By Nick Greene
“The future is green energy, sustainability, renewable energy.” Former Governor Arnold Schwarzenegger made this claim during an interview in 2012, after calling out U.S. Congressional leadership for a failure to make a detailed plan for an American energy future. Years later, political discord still looms over U.S. energy policy, with foreign solar panels now subject to a tariff, and Schwarzenegger’s home state of California embroiled in a fight with the federal government over the drilling of offshore oil wells along it’s coast.
So where exactly does renewable energy stand now? Will that future Schwarzenegger predicted become reality?
After digging into some numbers, I couldn’t help but be surprised by how far the United States has progressed with renewable energy. In November of 2017, renewable energy sources accounted for 17.6% of electricity generation, consisting of hydroelectric (6.43%), wind (7.56%), biomass (1.71%), geothermal (0.43%), and solar (1.47%). With higher seasonal hydroelectric output in early 2017, that renewable electrical generation number reached as high as 19.35%. In 2012, renewables delivered a much lower 12.4% of total electrical generation.
In five years, 5% of the electricity generation of the United States has been captured by renewables, with the growth attributable to solar (0.11% to 1.47%) and wind (3.55% to 7.56%). Solar PV installation jobs have even been deemed the fastest growing occupation, with wind turbine service technician jobs taking second place. This expansion of clean energy is predicted to extend into the foreseeable future, with large initiatives continuing to make the news. For instance, Governor Phil Murphy of New Jersey recently signed an executive order to fully implement the Offshore Wind Economic Development Act (OWEDA) to deliver several gigawatts of power from offshore wind along the Jersey coast. Beyond calls for environmental stewardship, this growth is driven by the new financial allure of wind and solar.
What are the costs for renewables?
Although several factors currently limit adoption of solar and wind, in many cases, these options are cheaper than conventional energy sources for new electrical generation projects - even without subsidies. Although integration issues and battery storage are not fully accounted for in the recent Lazard study, utility scale solar PV is cheaper than coal, and is comparable in cost to gas combined cycle projects, as is wind energy. Further, renewable sources limit energy producer exposure to variability in fuel prices. Although not viable in all cases, renewables have proven to be more economical under the right conditions, especially when subsidies are utilized.
These low costs explain the large number of new wind and solar projects across the United States and will lead to a higher share of electrical generation from renewables as new energy production capacity is created moving forward.
How can companies outside of the energy sector benefit from the growth of wind and solar?

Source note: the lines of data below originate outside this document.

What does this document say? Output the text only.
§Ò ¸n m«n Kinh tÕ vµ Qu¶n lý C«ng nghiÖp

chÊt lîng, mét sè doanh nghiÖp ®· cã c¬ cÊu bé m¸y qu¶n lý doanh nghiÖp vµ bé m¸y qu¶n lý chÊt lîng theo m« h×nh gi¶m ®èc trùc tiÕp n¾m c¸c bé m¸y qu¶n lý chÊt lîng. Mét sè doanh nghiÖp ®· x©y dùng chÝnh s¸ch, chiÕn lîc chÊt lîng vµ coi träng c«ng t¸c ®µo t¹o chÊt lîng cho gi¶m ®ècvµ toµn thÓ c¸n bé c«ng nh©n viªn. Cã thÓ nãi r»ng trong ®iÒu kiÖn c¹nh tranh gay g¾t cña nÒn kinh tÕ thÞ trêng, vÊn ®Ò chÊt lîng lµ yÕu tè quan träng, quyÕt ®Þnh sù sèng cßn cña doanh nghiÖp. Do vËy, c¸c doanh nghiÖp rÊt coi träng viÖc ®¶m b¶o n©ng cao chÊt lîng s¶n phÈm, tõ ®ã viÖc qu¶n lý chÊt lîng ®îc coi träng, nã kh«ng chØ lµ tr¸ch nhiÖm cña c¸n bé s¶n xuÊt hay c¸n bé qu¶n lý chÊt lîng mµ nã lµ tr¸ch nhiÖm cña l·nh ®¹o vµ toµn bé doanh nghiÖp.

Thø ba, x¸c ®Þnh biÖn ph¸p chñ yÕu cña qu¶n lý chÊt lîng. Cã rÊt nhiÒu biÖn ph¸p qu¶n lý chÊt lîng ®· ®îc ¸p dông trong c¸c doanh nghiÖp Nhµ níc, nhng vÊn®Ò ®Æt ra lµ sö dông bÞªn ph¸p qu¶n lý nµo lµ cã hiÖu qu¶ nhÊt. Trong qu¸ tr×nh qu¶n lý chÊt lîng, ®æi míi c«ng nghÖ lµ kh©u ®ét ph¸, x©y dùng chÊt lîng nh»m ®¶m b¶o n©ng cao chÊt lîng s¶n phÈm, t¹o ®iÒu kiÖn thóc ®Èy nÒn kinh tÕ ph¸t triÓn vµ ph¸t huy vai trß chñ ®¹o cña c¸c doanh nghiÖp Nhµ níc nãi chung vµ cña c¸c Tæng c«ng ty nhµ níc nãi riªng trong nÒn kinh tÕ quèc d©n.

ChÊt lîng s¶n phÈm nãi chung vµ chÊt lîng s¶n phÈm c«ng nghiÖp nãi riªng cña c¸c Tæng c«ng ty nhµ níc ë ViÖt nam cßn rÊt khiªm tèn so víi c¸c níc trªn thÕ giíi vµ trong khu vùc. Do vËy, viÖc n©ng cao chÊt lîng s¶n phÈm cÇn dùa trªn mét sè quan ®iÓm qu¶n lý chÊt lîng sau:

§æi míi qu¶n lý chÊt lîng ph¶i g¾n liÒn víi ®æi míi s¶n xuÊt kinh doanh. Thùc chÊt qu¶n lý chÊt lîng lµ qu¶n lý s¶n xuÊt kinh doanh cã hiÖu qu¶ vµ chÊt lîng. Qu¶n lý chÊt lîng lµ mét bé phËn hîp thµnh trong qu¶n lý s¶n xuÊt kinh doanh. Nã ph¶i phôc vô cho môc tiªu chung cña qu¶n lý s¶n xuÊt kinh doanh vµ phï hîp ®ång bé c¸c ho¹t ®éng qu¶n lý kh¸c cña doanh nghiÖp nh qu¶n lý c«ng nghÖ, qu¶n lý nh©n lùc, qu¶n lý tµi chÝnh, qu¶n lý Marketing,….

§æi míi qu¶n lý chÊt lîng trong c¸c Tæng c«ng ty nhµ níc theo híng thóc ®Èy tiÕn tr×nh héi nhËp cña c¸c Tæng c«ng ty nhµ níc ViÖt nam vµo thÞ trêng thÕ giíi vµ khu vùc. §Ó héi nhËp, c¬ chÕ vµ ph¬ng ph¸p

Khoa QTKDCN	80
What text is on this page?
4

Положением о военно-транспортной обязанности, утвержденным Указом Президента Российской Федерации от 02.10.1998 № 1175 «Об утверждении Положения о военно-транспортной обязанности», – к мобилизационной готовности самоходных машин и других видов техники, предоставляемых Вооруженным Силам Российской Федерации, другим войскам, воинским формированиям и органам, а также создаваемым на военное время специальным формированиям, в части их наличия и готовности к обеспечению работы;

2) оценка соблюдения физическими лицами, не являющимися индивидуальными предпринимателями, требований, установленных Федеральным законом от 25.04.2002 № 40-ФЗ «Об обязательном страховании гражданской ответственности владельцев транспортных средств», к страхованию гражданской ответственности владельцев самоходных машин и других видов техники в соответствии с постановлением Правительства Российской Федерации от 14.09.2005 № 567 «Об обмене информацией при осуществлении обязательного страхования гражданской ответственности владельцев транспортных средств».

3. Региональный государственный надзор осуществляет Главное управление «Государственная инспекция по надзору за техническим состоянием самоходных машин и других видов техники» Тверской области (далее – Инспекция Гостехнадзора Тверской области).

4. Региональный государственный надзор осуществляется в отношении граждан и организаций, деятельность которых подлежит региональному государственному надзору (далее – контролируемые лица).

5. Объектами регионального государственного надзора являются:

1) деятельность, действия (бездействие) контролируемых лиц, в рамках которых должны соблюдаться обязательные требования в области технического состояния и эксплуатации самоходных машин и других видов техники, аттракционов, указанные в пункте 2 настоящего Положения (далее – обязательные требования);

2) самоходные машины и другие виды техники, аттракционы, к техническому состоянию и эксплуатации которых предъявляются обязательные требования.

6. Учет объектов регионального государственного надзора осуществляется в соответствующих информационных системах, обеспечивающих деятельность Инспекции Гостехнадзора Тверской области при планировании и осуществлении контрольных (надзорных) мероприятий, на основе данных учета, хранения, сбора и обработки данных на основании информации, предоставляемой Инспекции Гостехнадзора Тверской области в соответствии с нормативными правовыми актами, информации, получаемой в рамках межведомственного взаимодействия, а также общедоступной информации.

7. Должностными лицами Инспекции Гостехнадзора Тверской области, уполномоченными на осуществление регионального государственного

For small businesses and manufacturers, smaller scale projects may be a potential source of cost savings. Rooftop Commercial and Industrial Solar PV installations are estimated at $66 to $150 per MWH with subsidies ($85 to $194 without subsidies). Although highly variable by state, the average cost of electricity in the U.S. was $0.1043 per kWh ($104 per MWh) in 2016. Certain businesses may be able to save on electrical bills through renewable energy projects, especially in states with higher electricity costs such as Hawaii ($0.2464/kWh), California ($0.1507/kWh), and New York ($0.1445/kWh). In an increasingly environment-conscious society, branding a business as green can also lead to more customer support and boost top-line revenue.